I told him I was in love with him and that I did want him to be more affectionate.
The chat was pretty long, so I will try to put it in a few paragraphs.
He doesn’t love me. He likes spending time with me and he enjoys my company very much, but he doesn’t love me. He shouldn’t have said that he ‘might be in love with me’. This was a mistake. In his opinion we have a girlfriend-boyfriend relationship, but without the love on his side he thinks it’s more like being good friends with sex. He would find it ok if I had someone else. He would be very sad, but he could live with that. He thinks that this set up is not fair to me and I need to decide what I want. Maybe being friends would be better.
I did decide to keep things where they are. I treat him as a boyfriend and I do love him. I am angry with him that he took his love confession back though and he admitted to being a total ass. But I still decide to drag this with one exception: I do want commitment. I don’t want him to sleep with or date anyone else. If he once decides to do so, he needs to break up with me immediately.
He said he didn’t want me to tell him if I see other people as that would be hurtful and he prefers to live without that knowledge.
I am not sure what I’ve just done. My head is telling me to break this off, but my heart is telling me something different. Maybe it is worth fighting for this relationship?
My sister told me that HE is not a relationship guy, that at the moment he is very focussed on himself and on having good time and on whatever can distract him from his depressive states.
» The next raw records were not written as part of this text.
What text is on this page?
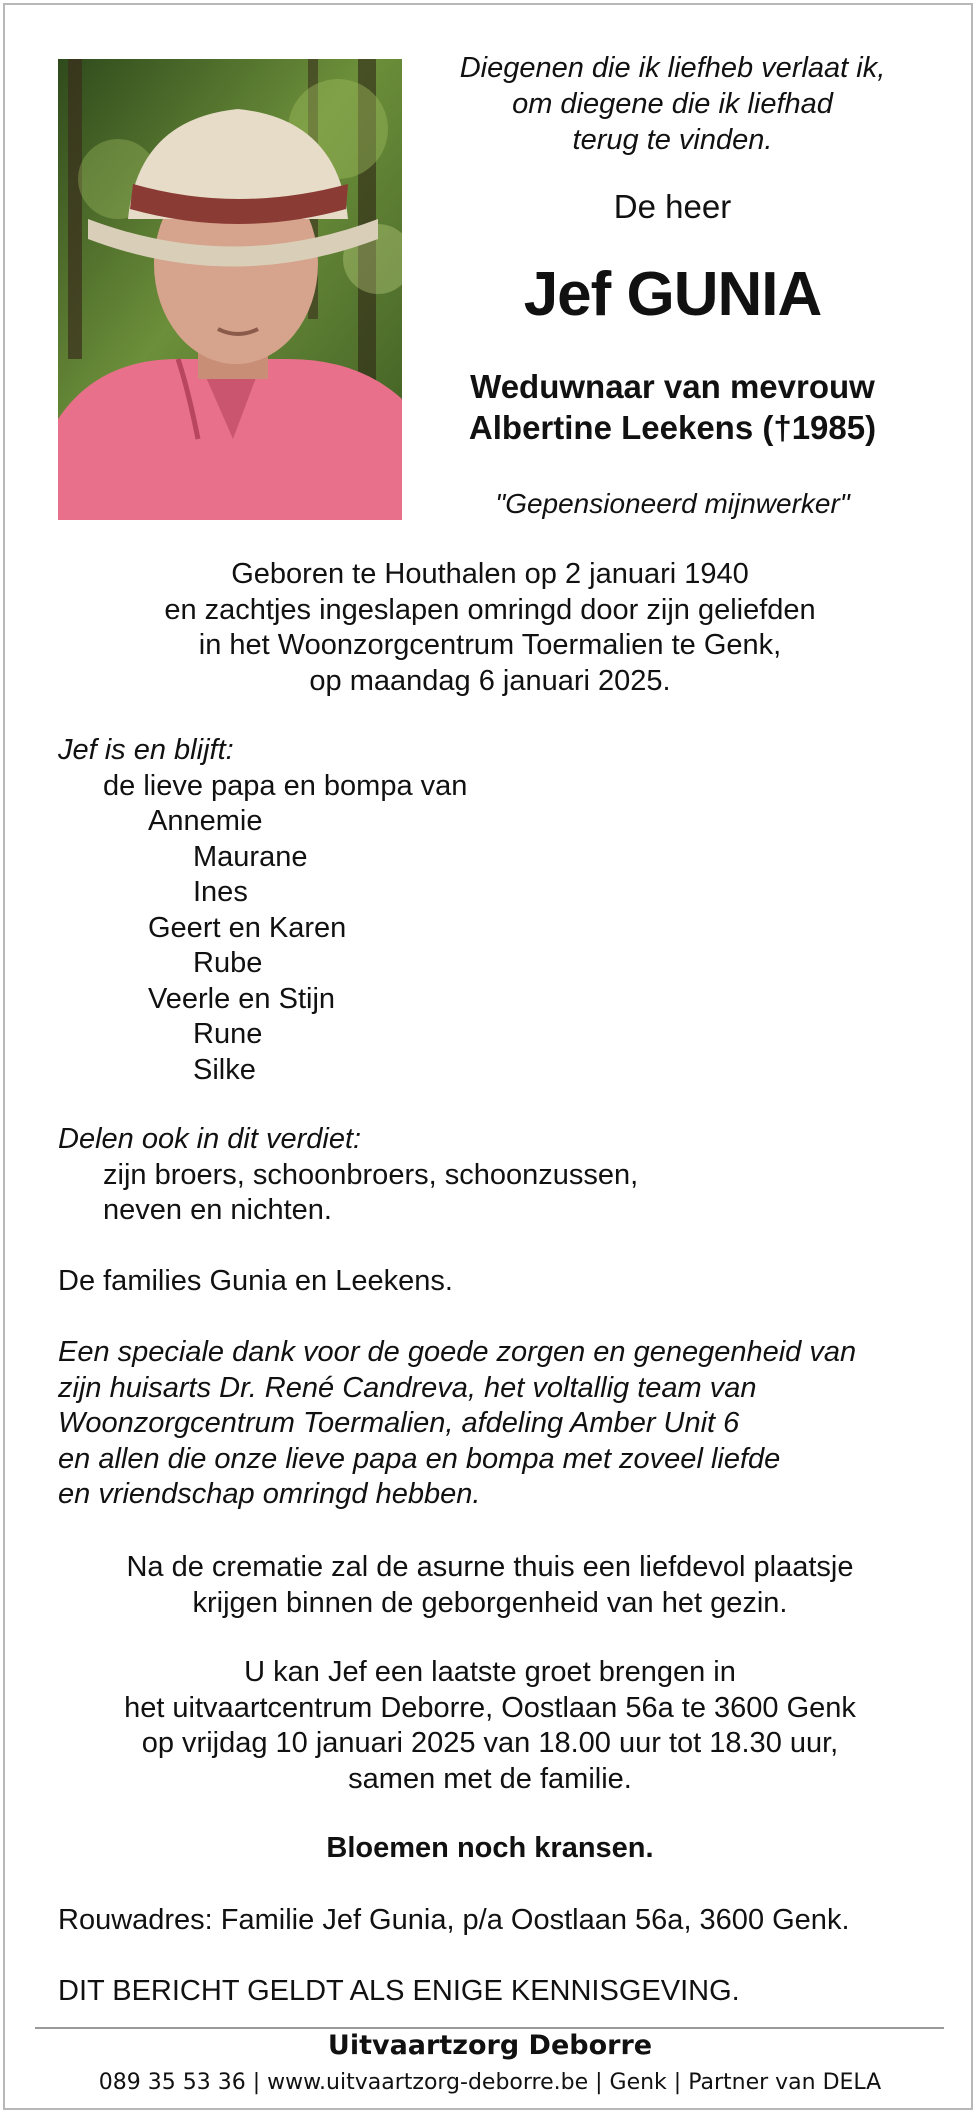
Diegenen die ik liefheb verlaat ik,
om diegene die ik liefhad
terug te vinden.
De heer
Jef GUNIA
Weduwnaar van mevrouw
Albertine Leekens (†1985)
"Gepensioneerd mijnwerker"
Geboren te Houthalen op 2 januari 1940
en zachtjes ingeslapen omringd door zijn geliefden
in het Woonzorgcentrum Toermalien te Genk,
op maandag 6 januari 2025.
Jef is en blijft:
de lieve papa en bompa van
Annemie
Maurane
Ines
Geert en Karen
Rube
Veerle en Stijn
Rune
Silke
Delen ook in dit verdiet:
zijn broers, schoonbroers, schoonzussen,
neven en nichten.
De families Gunia en Leekens.
Een speciale dank voor de goede zorgen en genegenheid van
zijn huisarts Dr. René Candreva, het voltallig team van
Woonzorgcentrum Toermalien, afdeling Amber Unit 6
en allen die onze lieve papa en bompa met zoveel liefde
en vriendschap omringd hebben.
Na de crematie zal de asurne thuis een liefdevol plaatsje
krijgen binnen de geborgenheid van het gezin.
U kan Jef een laatste groet brengen in
het uitvaartcentrum Deborre, Oostlaan 56a te 3600 Genk
op vrijdag 10 januari 2025 van 18.00 uur tot 18.30 uur,
samen met de familie.
Bloemen noch kransen.
Rouwadres: Familie Jef Gunia, p/a Oostlaan 56a, 3600 Genk.
DIT BERICHT GELDT ALS ENIGE KENNISGEVING.
Uitvaartzorg Deborre
089 35 53 36 | www.uitvaartzorg-deborre.be | Genk | Partner van DELA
And I do realise that and yet…I’m dragging this along for whatever reason.
Truth to be told that I can’t imagine us being together long term. I can’t picture us making life decisions together, or even living together. I also don’t have long term plans, so it is hard for me to say what I want from him anyway. Maybe for now I just want a little commitment and to be able to hang out with him?
I really don’t know….It’s so confusing.